In a time when shareholders expect quick turnarounds on their investments, it can be difficult for CEOs to feel empowered to favor their many other constituents. Panera Bread founder Ron Shaich spoke to the New Yorker’s Sheelah Kolhatkar about what it’s like to deal with those pressures, and why we need to build a business culture that promotes long-term investment.
Kolhatkar explained the short-term pressures today’s CEO’s face:
Wall Street has embraced the idea that companies exist solely to serve the holders of their stock. Under this way of thinking, managers of companies should focus their actions on driving short-term value for their shareholders, and should pay far less (or no) regard to other constituents who may have a stake in the business, such as employees, customers, or members of the community.

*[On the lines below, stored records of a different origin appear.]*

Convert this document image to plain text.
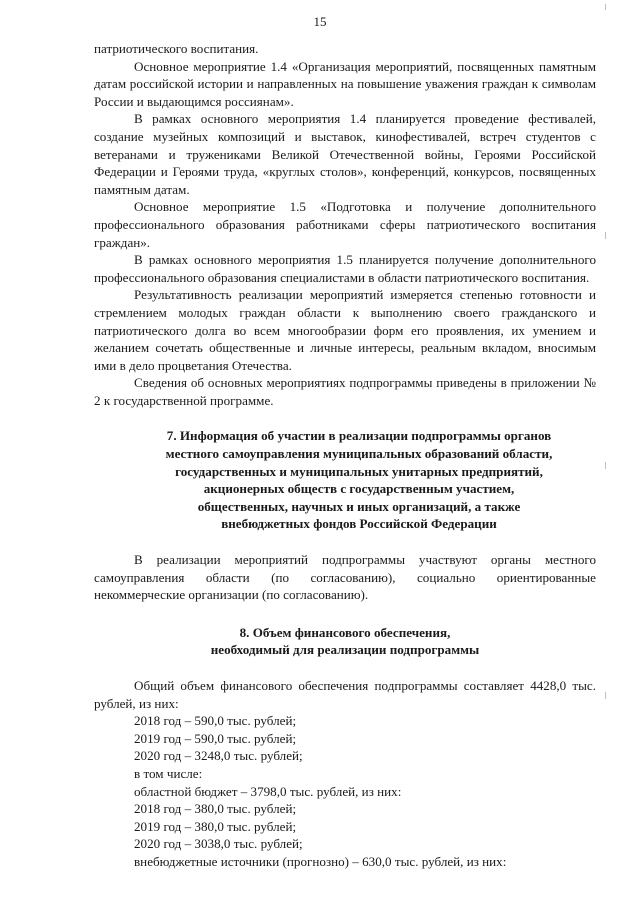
15

патриотического воспитания.

Основное мероприятие 1.4 «Организация мероприятий, посвященных памятным датам российской истории и направленных на повышение уважения граждан к символам России и выдающимся россиянам».

В рамках основного мероприятия 1.4 планируется проведение фестивалей, создание музейных композиций и выставок, кинофестивалей, встреч студентов с ветеранами и тружениками Великой Отечественной войны, Героями Российской Федерации и Героями труда, «круглых столов», конференций, конкурсов, посвященных памятным датам.

Основное мероприятие 1.5 «Подготовка и получение дополнительного профессионального образования работниками сферы патриотического воспитания граждан».

В рамках основного мероприятия 1.5 планируется получение дополнительного профессионального образования специалистами в области патриотического воспитания.

Результативность реализации мероприятий измеряется степенью готовности и стремлением молодых граждан области к выполнению своего гражданского и патриотического долга во всем многообразии форм его проявления, их умением и желанием сочетать общественные и личные интересы, реальным вкладом, вносимым ими в дело процветания Отечества.

Сведения об основных мероприятиях подпрограммы приведены в приложении № 2 к государственной программе.

7. Информация об участии в реализации подпрограммы органов
местного самоуправления муниципальных образований области,
государственных и муниципальных унитарных предприятий,
акционерных обществ с государственным участием,
общественных, научных и иных организаций, а также
внебюджетных фондов Российской Федерации

В реализации мероприятий подпрограммы участвуют органы местного самоуправления области (по согласованию), социально ориентированные некоммерческие организации (по согласованию).

8. Объем финансового обеспечения,
необходимый для реализации подпрограммы

Общий объем финансового обеспечения подпрограммы составляет 4428,0 тыс. рублей, из них:

2018 год – 590,0 тыс. рублей;

2019 год – 590,0 тыс. рублей;

2020 год – 3248,0 тыс. рублей;

в том числе:

областной бюджет – 3798,0 тыс. рублей, из них:

2018 год – 380,0 тыс. рублей;

2019 год – 380,0 тыс. рублей;

2020 год – 3038,0 тыс. рублей;

внебюджетные источники (прогнозно) – 630,0 тыс. рублей, из них:
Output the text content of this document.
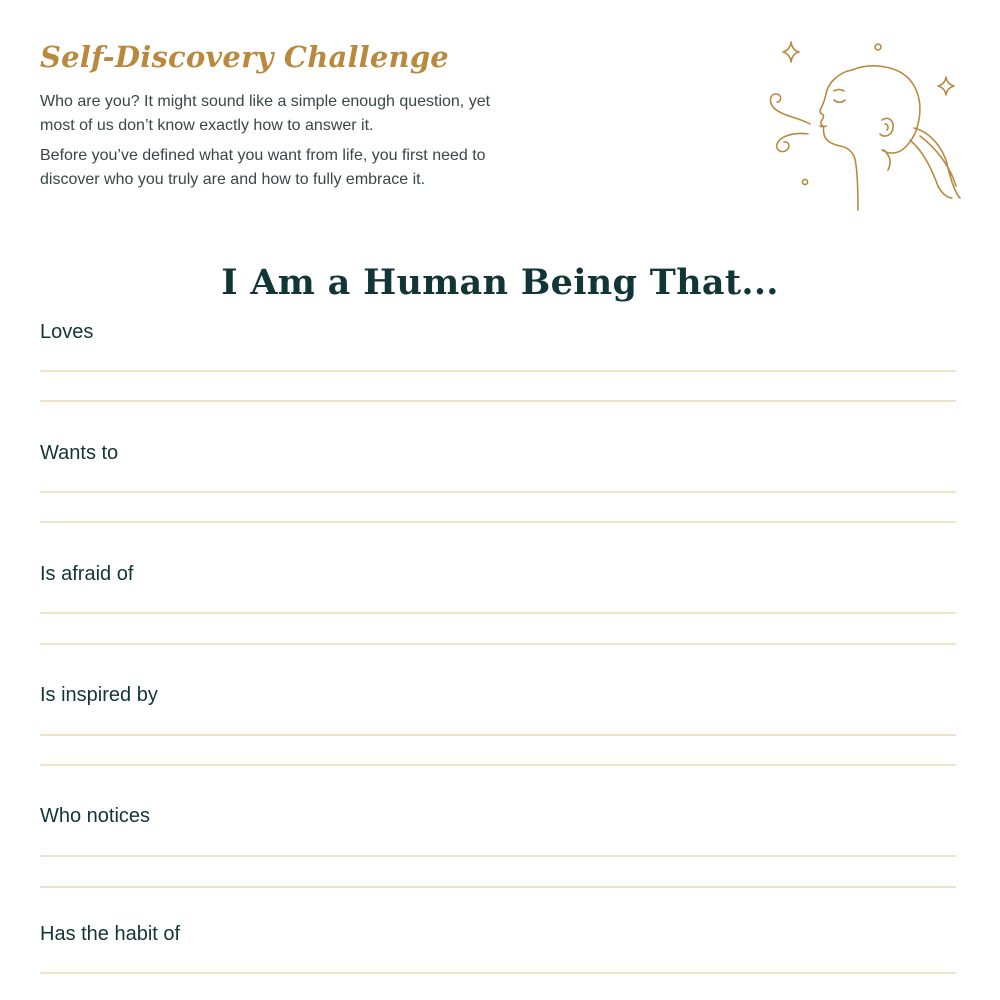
Self-Discovery Challenge

Who are you? It might sound like a simple enough question, yet most of us don’t know exactly how to answer it.

Before you’ve defined what you want from life, you first need to discover who you truly are and how to fully embrace it.

I Am a Human Being That...

Loves

Wants to

Is afraid of

Is inspired by

Who notices

Has the habit of
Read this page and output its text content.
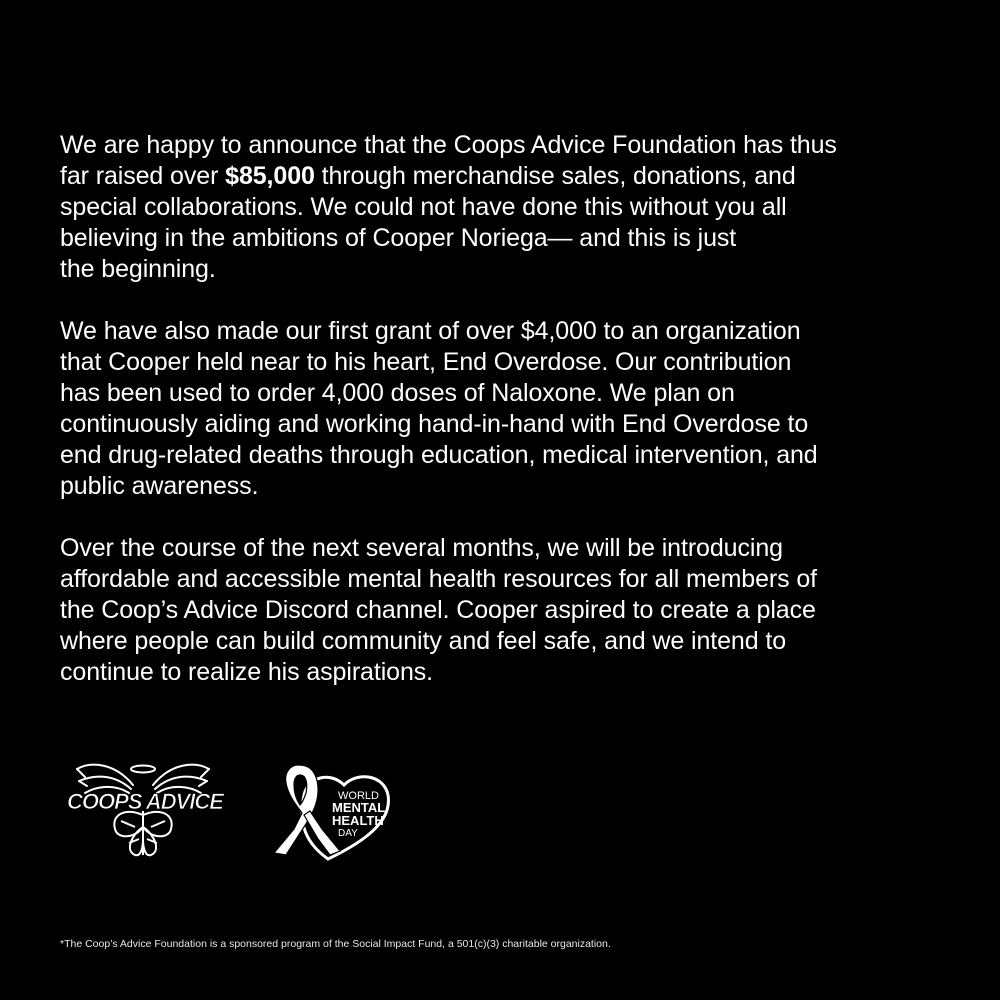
We are happy to announce that the Coops Advice Foundation has thus
far raised over $85,000 through merchandise sales, donations, and
special collaborations. We could not have done this without you all
believing in the ambitions of Cooper Noriega— and this is just
the beginning.

We have also made our first grant of over $4,000 to an organization
that Cooper held near to his heart, End Overdose. Our contribution
has been used to order 4,000 doses of Naloxone. We plan on
continuously aiding and working hand-in-hand with End Overdose to
end drug-related deaths through education, medical intervention, and
public awareness.

Over the course of the next several months, we will be introducing
affordable and accessible mental health resources for all members of
the Coop’s Advice Discord channel. Cooper aspired to create a place
where people can build community and feel safe, and we intend to
continue to realize his aspirations.

COOPS ADVICE	WORLD
MENTAL
HEALTH
DAY
*The Coop’s Advice Foundation is a sponsored program of the Social Impact Fund, a 501(c)(3) charitable organization.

Shaich went on to explain some of the reasons why that type of thinking can be dangerous for companies and communities:
Stock owners have no public accountability for what the company does, and no responsibility, as executives do, to place the company’s interests above their own. The costs of prioritizing shareholders’ interests are borne by the company, and by society as a whole, which is robbed of innovations, jobs, and tax revenue.
After Panera encountered pressure to expedite return on investment (ROI), Shaich took the company private 2017 to protect its constituents, values, and vision. Shaich also stepped down as CEO at that time to focus on promoting long-term investment and value-building in the business world.
In order to move forward in business and society, long-term thinking and commitment are essential, Shaich said:
We say we want GDP growth, but GDP doesn’t come simply from a sugar high of tax cuts. GDP growth only comes from innovation and productivity increases. And innovation and productivity increases occur because people make commitments and they make transformative events.